Apesar de ter abandonado as competições há muito tempo, o antigo piloto trofense ainda se recorda de alguns seus opositores mais directos também naturais da Trofa como "o Cinoco que ainda é vivo, o Arnaldo Ribeiro, o Dinho, o Jorge Azevedo".

No seu armário guarda "muitas taças", inclusive a taça referente ao segundo lugar alcançado no campeonato nacional. Baptista Andrade ainda disputou algumas provas em Vila do Conde, mas a sua paixão era o rali.

Na altura "não havia equipas, cada um corria por si", lembra o ex-piloto que referiu ainda que nunca recebeu qualquer apoio financeiro. O gosto pelos carros alimentava-se "com muito trabalho".

"Nunca me aproximei de ninguém para pedir apoio, porque era difícil. Conseguia manter este hobbie com muito trabalho, porque ficava caro. Gastei bastante dinheiro, porque os carros danificavam-se muito nas provas", referiu.

O seu Porsche antigo era a "menina dos seus olhos", porque sua condução "era a gás, ele era levezinho e difícil de conduzir, mas andava muito bem". A sua manutenção era especialmente feita "por um mecânico da Foz, que sabia mexer nos Porsches.
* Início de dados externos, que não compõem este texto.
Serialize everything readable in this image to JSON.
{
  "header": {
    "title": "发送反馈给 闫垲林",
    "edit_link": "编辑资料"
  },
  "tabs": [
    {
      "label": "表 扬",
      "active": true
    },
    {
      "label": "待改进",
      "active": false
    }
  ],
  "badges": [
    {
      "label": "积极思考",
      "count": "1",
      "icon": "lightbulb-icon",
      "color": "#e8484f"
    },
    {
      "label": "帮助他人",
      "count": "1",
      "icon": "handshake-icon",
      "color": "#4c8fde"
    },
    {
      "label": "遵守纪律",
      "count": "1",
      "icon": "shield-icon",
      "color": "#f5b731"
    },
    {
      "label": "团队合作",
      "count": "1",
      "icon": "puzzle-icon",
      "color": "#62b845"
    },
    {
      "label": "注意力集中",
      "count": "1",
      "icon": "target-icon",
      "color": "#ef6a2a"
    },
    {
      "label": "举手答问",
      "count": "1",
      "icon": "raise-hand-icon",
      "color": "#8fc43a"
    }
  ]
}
Era um bom mecânico, dava-me assistência até ao fim do rali".

Segundo Baptista Andrade, dos ralis de há muitos anos até aos de hoje poucas diferenças se notam, "principalmente os que se fazem em terra batida, ainda hoje são como eram há 40 anos", recordando que "era preciso saber muito, porque os percursos estavam cheios de caminhos estreitos, muitas curvas, terra, muito pau e muita pedra. Em dias de chuva e neve é que era mais difícil".

Dos momentos mais marcantes não consegue eleger apenas um, afirmando que era tudo "emocionante", exceptuando-se os momentos em que "o carro avariava ou ia à valeta", asseverou.
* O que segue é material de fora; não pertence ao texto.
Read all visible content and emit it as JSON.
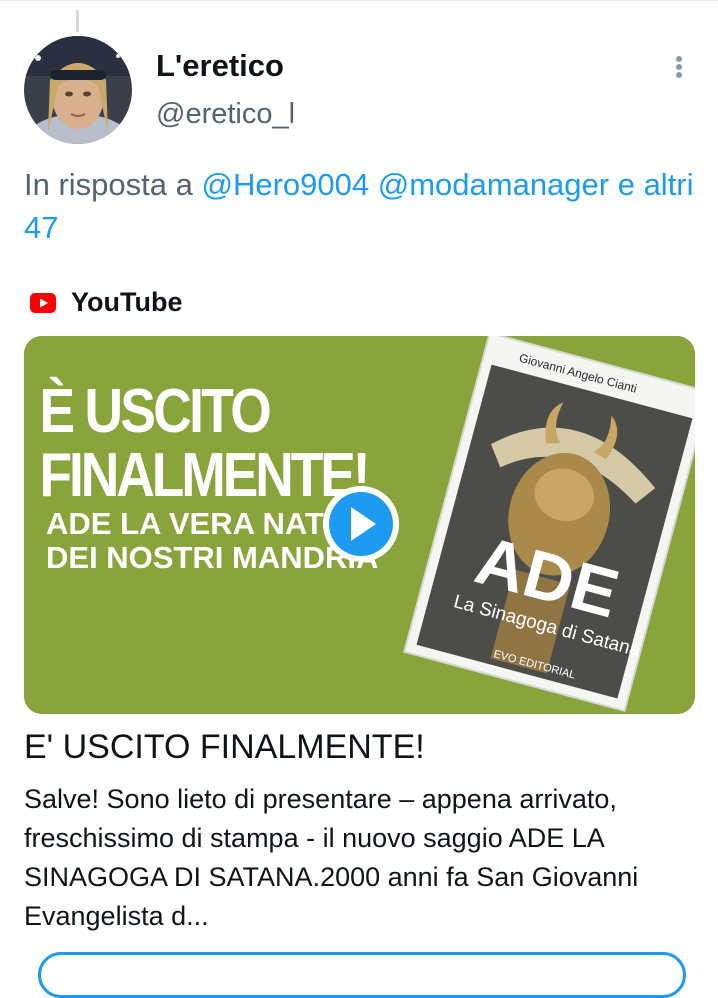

O último rali que fez foi o "TAP, em que descia pela Pena de Lisboa, e o meu pendura, o Joaquim Monteiro enganou-se e indicou-me curva lenta à direita, quando era ao contrário, e sim uma curva esquerda muito apertada. Nem sei como me safei", recorda. Depois disso "disse adeus ao rali e vim para a Trofa trabalhar". Agora Baptista Andrade é responsável pela gestão do Museu de Carros Antigos da Trofa, localizado em Santiago de Bougado.